You are relieved that the whole mish mash has blown over but suddenly you are fearful and apprehensive. You wonder if he has already met any hot blondes. But there aren’t any hot blondes in the country. A tad relieved, you scour through the literary magazines and books that were beginning to gather thick films of dust. How much you missed! You realize that and begin to ponder over Tendai Huchu’s story on the Second Coming of Dambudzo Marechera. It is more liberating than pondering whether he is screwing anyone out of stress.  

Perhaps over the years you will come across each other at a shopping mall. Him, face riddled with hair that wasn’t there before and voice subdued as if by a bad cold but you will suspect otherwise. You, a crown of glorious afro dotting the head that you meticulously tended with virgin olive oil, eggs and avocadoes on some long and silent weekends when you had to ward off the impending bursts of nostalgia.

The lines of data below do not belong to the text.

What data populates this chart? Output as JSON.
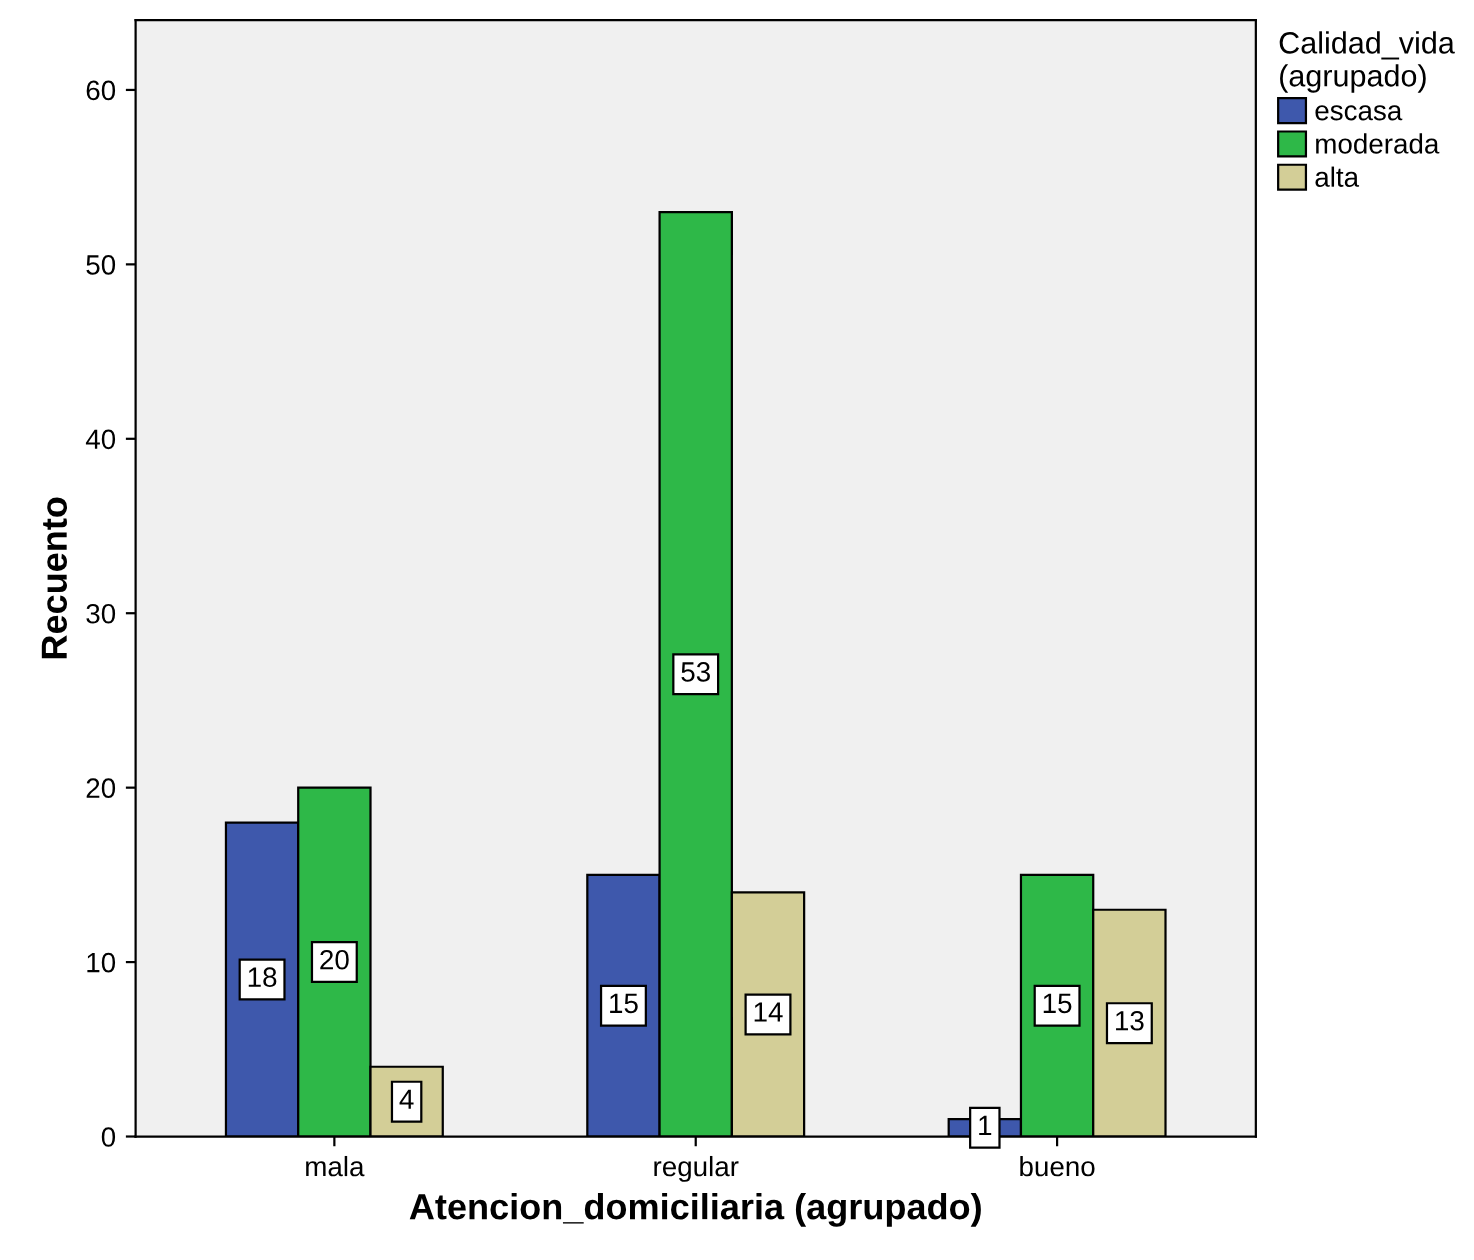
{
  "chart_data": {
    "type": "bar",
    "xlabel": "Atencion_domiciliaria (agrupado)",
    "ylabel": "Recuento",
    "legend_title": "Calidad_vida\n(agrupado)",
    "categories": [
      "mala",
      "regular",
      "bueno"
    ],
    "series": [
      {
        "name": "escasa",
        "color": "#3e58ac",
        "values": [
          18,
          15,
          1
        ]
      },
      {
        "name": "moderada",
        "color": "#2eb848",
        "values": [
          20,
          53,
          15
        ]
      },
      {
        "name": "alta",
        "color": "#d3ce97",
        "values": [
          4,
          14,
          13
        ]
      }
    ],
    "ylim": [
      0,
      64
    ],
    "yticks": [
      0,
      10,
      20,
      30,
      40,
      50,
      60
    ],
    "data_labels": true,
    "grid": false,
    "legend": "top right"
  }
}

Or he will have grown eccentric and cultivated hair to the length of his butt crack, smoking blunts and listening to Bob Marley while taking a fat Alsatian on a leash for a walk in the park. Maybe he will become a vocal gay rights activist earning him one slot for appearance in the local TV and several in CNN and Aljazeera.

Then he will notice that there’s no ring on your finger and ask about a boyfriend. You say nada, after you left; you spent the time just reading novels and tending to your hair. At that point the bitch who you hadn’t noticed scowling at you behind his back will ferociously leap at you. Fortunately, she is restrained and you run away shrieking into the mall.